In een Facebookgroep over oud Brussel vraagt iemand wat een mastel is. Ze kent die alleen van de uitdrukking: 'k gon a een mastelle verkuupe, wat hier een oorveeg betekent.

Wij weten dat het over een gebakje gaat, een broodje met kaneel en een gat (of toch minstens een putje) in het midden. Bij de Franstalige Brusselaars lijkt die herinnering zo goed als verdwenen. Ik moet trouwens toegeven dat ook ik in mijn leven nog nooit een mastel heb gegeten, laat staan er een verkocht.

Gentenaars roepen van hun belfort dat mastellen een typisch Gents gebak zijn. Zij dwalen. Even rondvragen en ik hoor dat ze nog gebakken worden in Ninove, in Aalst en in Sint-Niklaas. Maar zover ik weet dus niet meer in Brussel, al was dat vroeger wel anders.
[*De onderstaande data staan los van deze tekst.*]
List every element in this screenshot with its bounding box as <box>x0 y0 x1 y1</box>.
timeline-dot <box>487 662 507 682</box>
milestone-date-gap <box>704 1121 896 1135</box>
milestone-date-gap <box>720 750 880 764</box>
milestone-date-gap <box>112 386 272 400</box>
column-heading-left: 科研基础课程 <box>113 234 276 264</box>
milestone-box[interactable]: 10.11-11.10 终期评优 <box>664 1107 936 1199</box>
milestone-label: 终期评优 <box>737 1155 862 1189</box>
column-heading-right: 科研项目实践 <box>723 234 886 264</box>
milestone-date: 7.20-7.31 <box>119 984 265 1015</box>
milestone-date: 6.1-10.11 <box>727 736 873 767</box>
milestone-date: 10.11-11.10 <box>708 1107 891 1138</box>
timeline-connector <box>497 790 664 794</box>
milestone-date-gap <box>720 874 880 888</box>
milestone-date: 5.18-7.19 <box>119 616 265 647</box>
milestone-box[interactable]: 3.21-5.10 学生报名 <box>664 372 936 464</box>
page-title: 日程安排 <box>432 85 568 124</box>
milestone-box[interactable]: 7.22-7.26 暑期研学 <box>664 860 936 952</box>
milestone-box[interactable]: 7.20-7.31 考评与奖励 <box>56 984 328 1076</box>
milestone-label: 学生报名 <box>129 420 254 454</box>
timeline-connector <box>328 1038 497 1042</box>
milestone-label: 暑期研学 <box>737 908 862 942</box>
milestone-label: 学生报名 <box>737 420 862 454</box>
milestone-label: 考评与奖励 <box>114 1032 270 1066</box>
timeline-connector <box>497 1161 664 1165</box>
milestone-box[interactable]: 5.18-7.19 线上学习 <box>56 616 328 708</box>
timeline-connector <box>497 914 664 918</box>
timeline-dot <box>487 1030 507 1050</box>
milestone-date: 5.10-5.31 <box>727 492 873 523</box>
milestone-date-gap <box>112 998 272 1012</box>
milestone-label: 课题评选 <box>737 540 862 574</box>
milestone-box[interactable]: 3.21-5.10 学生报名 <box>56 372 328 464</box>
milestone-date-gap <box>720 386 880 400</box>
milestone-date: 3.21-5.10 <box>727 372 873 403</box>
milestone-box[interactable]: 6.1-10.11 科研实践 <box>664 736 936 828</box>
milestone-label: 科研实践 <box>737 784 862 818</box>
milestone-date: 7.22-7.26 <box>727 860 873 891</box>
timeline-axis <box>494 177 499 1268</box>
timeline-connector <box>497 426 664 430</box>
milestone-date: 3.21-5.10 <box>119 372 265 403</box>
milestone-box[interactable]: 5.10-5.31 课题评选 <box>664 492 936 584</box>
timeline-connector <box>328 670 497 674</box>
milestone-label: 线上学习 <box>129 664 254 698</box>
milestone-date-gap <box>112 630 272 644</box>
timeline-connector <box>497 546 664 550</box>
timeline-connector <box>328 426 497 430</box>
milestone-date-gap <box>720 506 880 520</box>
De Vlaamse bakkers zijn hier dan ook bijna allemaal met pensioen.

Aalsterse vlaai
“Iedereen weet” – altijd een gevaarlijke bewering – dat Aalsterse vlaai gemaakt wordt van oude mastellen. Gezien die Aalsterse vlaai een smakelijke, maar bruine elastische rubberige massa is, kun je daar nog niet echt uit opmaken hoe een mastel er hoort uit te zien, laat staan te smaken. En daar niet alleen: in Aat in Picardisch Wallonië eet men la tarte à mastelles. Waar in Aalst de vlaai een soort mastellenbodding is, heeft die van Aat een echte taartbodem van kruimeldeeg met daarop een vulling van gestampte mastellen en macarons (en nog van alles).

Het gaatje in de mastel is daarbij tekenend: zo'n broodje werd bijgehouden voor geval van ziekte, en dus in de keuken opgehangen buiten het bereik van kinderen en dieren
Om het verhaal weer helemaal ingewikkeld te maken zijn er ook elders mastellen: in Hannuit en in Namen bakt men mastelles, maar behalve het deeg is de vormgeving en versiering helemaal anders. Meer zoals de 'acht' voor bij de zondagse koffie. Men kan deze mastelles ook eten in Fosses, in Dinant en in Hastière. In Aire-sur-la-Lys in Frankrijk ten slotte, niet ver van Saint-Omer, noemen ze mastelle een droog koekje van amandelpoeder.

Maar laten we terugkeren naar de mastel sensu stricto, dan zien we dus een verspreiding in de Dendervallei, waarin zowel Aat als Ninove en Aalst liggen. De traditie had dan uitlopers naar het Pajottenland en Brussel, Gent en het Waasland?

Gezegende mastellen
De mastel is blijkbaar een broodje dat eerst gebakken werd in kloosters en ritueel werd gezegend, en verkocht als geneesmiddel tegen hondsdolheid en meer. Het gaatje in de mastel is daarbij tekenend: zo'n broodje werd bijgehouden voor geval van ziekte, en dus in de keuken opgehangen buiten het bereik van kinderen en dieren. Dat gaatje was er om een stok of koord door te rijgen. De broodjes werden gebakken (allicht zonder zout), zodat ze goed droogden en niet slecht werden bij bewaring. Wanneer dan nieuwe gezegende mastellen in huis kwamen bij het volgende heiligenfeest, konden de droge oude worden klaargemaakt, verkruimeld in een vlaai of taart. Of weet iemand iets anders?

Broden met een gat om te bewaren vind je van Noorwegen tot Turkije. Men moet hierbij spontaan denken aan de Kolinda of Colinda, seizoensgezangen uit Oost-Europa die terug zouden gaan tot de oude Thraciërs. De mastelle is dan magisch en komt uit de nacht der tijden. Het zou toch prettig zijn mocht een bakker hier in de stad er weer beginnen te verkopen. Voor de amateur-bakkers: er staan verschillende recepten op het net. Het resultaat smaakt een beetje zoals de hot cross buns die tijdens de Britse vasten worden verkocht.

Heel modern is dan weer de gestreken mastel: beboter en besuiker daarvoor een mastel en leg ze tussen twee vellen alufolie. Maak uw strijkijzer heet en strijk de broodjes tot boter en suiker gesmolten zijn en karamelliseren. Smakelijk.